Fig. 1 is a circuit diagram showing a general configuration example of a converter and a parallel connection state in redundant operation, Fig. 2 is a partial circuit diagram for explaining startup failure due to charging voltage of a compensation capacitor, and Fig. 3 is a circuit diagram showing an example of the converter's parallel connection in redundant operation. FIG. 2 is a circuit diagram showing an example.
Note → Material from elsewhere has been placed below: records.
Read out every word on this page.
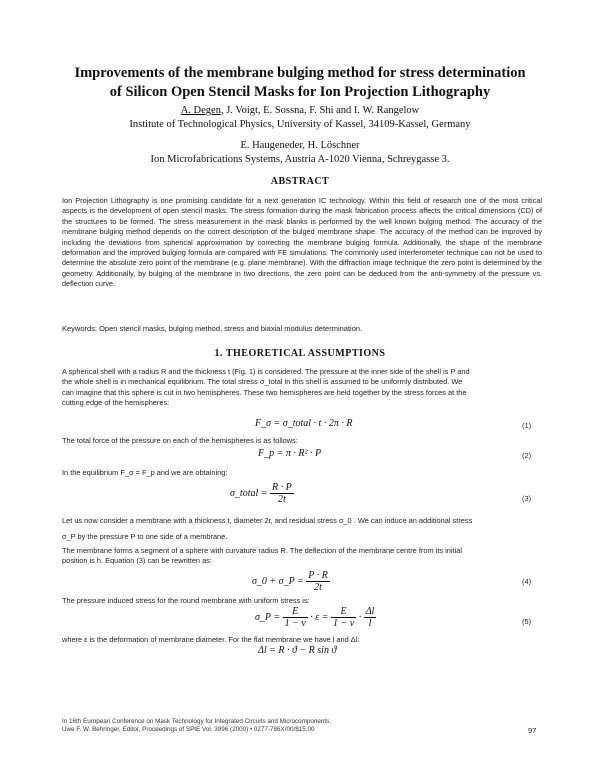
Improvements of the membrane bulging method for stress determination
of Silicon Open Stencil Masks for Ion Projection Lithography
A. Degen, J. Voigt, E. Sossna, F. Shi and I. W. Rangelow
Institute of Technological Physics, University of Kassel, 34109-Kassel, Germany
E. Haugeneder, H. Löschner
Ion Microfabrications Systems, Austria A-1020 Vienna, Schreygasse 3.
ABSTRACT
Ion Projection Lithography is one promising candidate for a next generation IC technology. Within this field of research one of the most critical aspects is the development of open stencil masks. The stress formation during the mask fabrication process affects the critical dimensions (CD) of the structures to be formed. The stress measurement in the mask blanks is performed by the well known bulging method. The accuracy of the membrane bulging method depends on the correct description of the bulged membrane shape. The accuracy of the method can be improved by including the deviations from spherical approximation by correcting the membrane bulging formula. Additionally, the shape of the membrane deformation and the improved bulging formula are compared with FE simulations. The commonly used interferometer technique can not be used to determine the absolute zero point of the membrane (e.g. plane membrane). With the diffraction image technique the zero point is determined by the geometry. Additionally, by bulging of the membrane in two directions, the zero point can be deduced from the anti-symmetry of the pressure vs. deflection curve.
Keywords: Open stencil masks, bulging method, stress and biaxial modulus determination.
1. THEORETICAL ASSUMPTIONS
A spherical shell with a radius R and the thickness t (Fig. 1) is considered. The pressure at the inner side of the shell is P and
the whole shell is in mechanical equilibrium. The total stress σ_total in this shell is assumed to be uniformly distributed. We
can imagine that this sphere is cut in two hemispheres. These two hemispheres are held together by the stress forces at the
cutting edge of the hemispheres:
F_σ = σ_total · t · 2π · R	(1)
The total force of the pressure on each of the hemispheres is as follows:
F_p = π · R² · P	(2)
In the equilibrium F_σ = F_p and we are obtaining:
σ_total = $\frac{R \cdot P}{2t}$	(3)
Let us now consider a membrane with a thickness t, diameter 2r, and residual stress σ_0 . We can induce an additional stress
σ_P by the pressure P to one side of a membrane.
The membrane forms a segment of a sphere with curvature radius R. The deflection of the membrane centre from its initial
position is h. Equation (3) can be rewritten as:
σ_0 + σ_P = $\frac{P \cdot R}{2t}$	(4)
The pressure induced stress for the round membrane with uniform stress is:
σ_P = $\frac{E}{1 - \nu} \cdot \varepsilon = \frac{E}{1 - \nu} \cdot \frac{\Delta l}{l}$	(5)
where ε is the deformation of membrane diameter. For the flat membrane we have l and Δl:
Δl = R · ϑ − R sin ϑ
In 16th European Conference on Mask Technology for Integrated Circuits and Microcomponents,
Uwe F. W. Behringer, Editor, Proceedings of SPIE Vol. 3996 (2000) • 0277-786X/00/$15.00	97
CON ₁ , CON ₂ , CON ₃ ... converter device,
D ₁ , D ₂ , D ₃ ... Backflow blocking diode, O ₁ , O ₂
...output terminal, RS ₁ , RS ₂ ...remote sensing terminal, OS ₁ , OS ₂ ...output wiring, rs ₁ , rs ₂ ...
... Wiring for remote sensing, L ... Load, L ₁ ,
L ₂ ... Load terminal, DL ... Dead load, C ₀₁ , C ₀₂ ...
Phase compensation capacitor, 1...voltage tracking circuit,
Tr...Control transistor, 2...Constant voltage control circuit, _R1 , _R2 and _VR1 ...Voltage dividing resistor for load voltage detection, _R11 , _R12 ...Dividing resistor, E _s1 ...Reference Voltage source, AMP... Voltage comparison amplifier, 3... Converter main body, 4... Overvoltage detection circuit, R ₃ , R ₄ ,
VR ₂ ...Voltage dividing resistor, E _s2 ...Reference voltage source, COP...
...comparison circuit.

Claims (1)

[Scope of utility model registration request] In a converter device that is connected to another converter device via a backflow blocking diode and that performs redundant operation by controlling a voltage tracking circuit and a constant voltage control circuit by remote sensing,
One end of the phase compensation capacitor is connected to the positive output terminal of the converter, and the other end is connected to the positive remote sensing terminal using a part of the voltage dividing resistor for detecting the load voltage of the constant voltage control circuit, A converter device characterized in that a second phase compensation capacitor is connected between a negative electrode side output terminal and a remote sensing terminal to prevent hunting due to a phase lag in a detected load voltage due to remote sensing.